Postherpetic neuralgia (PHN) and painful human immunodeficiency virus-associated distal sensory polyneuropathy (HIV-DSP) are peripheral neuropathic pain syndromes that are difficult to treat. Current treatment options are often limited by poor tolerability.
The objective of the current open-label study was to assess the safety of repeated applications of NGX-4010, a high-concentration capsaicin patch (capsaicin 8%), over one year, in patients with moderate to severe PHN or HIV-DSP.
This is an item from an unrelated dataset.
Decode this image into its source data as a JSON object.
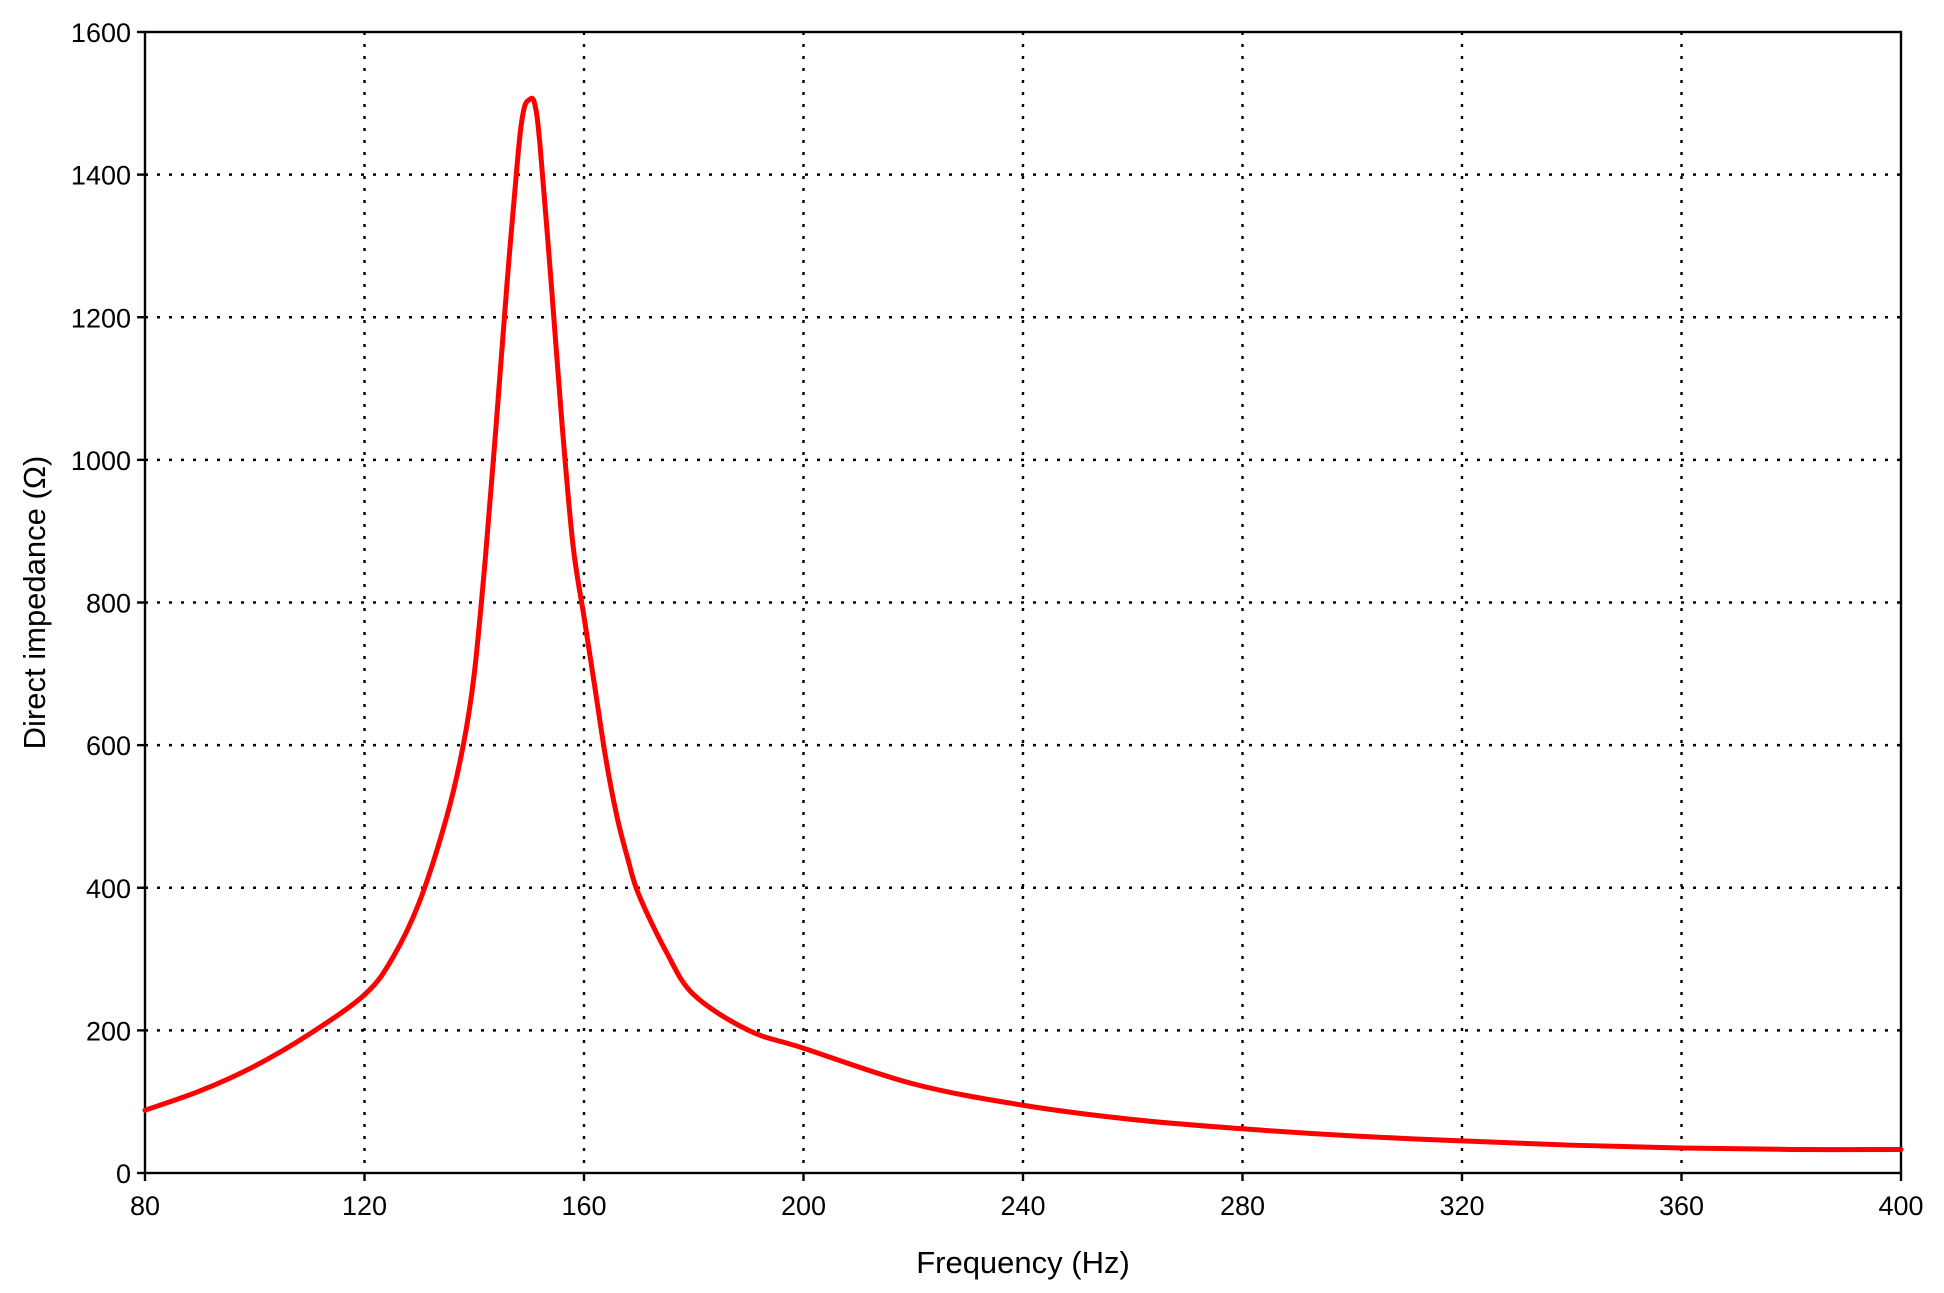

Patients had successfully completed a previous NGX-4010 study and had a pain level appropriate for further treatment. Eligible patients had not been treated with NGX-4010 within 12 weeks of study initiation. Patients received pretreatment with a topical local anesthetic (lidocaine 4%) for 60 minutes followed by either a 60-minute (PHN and HIV-DSP patients) or a 90-minute (HIV-DSP patients) treatment with NGX-4010. Patients could receive up to three additional treatments at intervals of > or = 12 weeks. Regardless of the number of treatments received, all patients were followed up for 48 weeks except for those withdrawing early.
A total of 106 patients were enrolled and received a total of 293 NGX-4010 treatments. The most frequently reported treatment-emergent adverse events were transient, mild-to-moderate application site erythema, pain, edema, and papules. Small, transient pain-related increases in blood pressure during and immediately after NGX-4010 application were observed. There was no evidence of an increased incidence of adverse events, dermal irritation, intolerability, or impaired neurological function with repeated treatments.
It is concluded that repeated treatments with NGX-4010 administered over a one-year period are generally safe and well tolerated.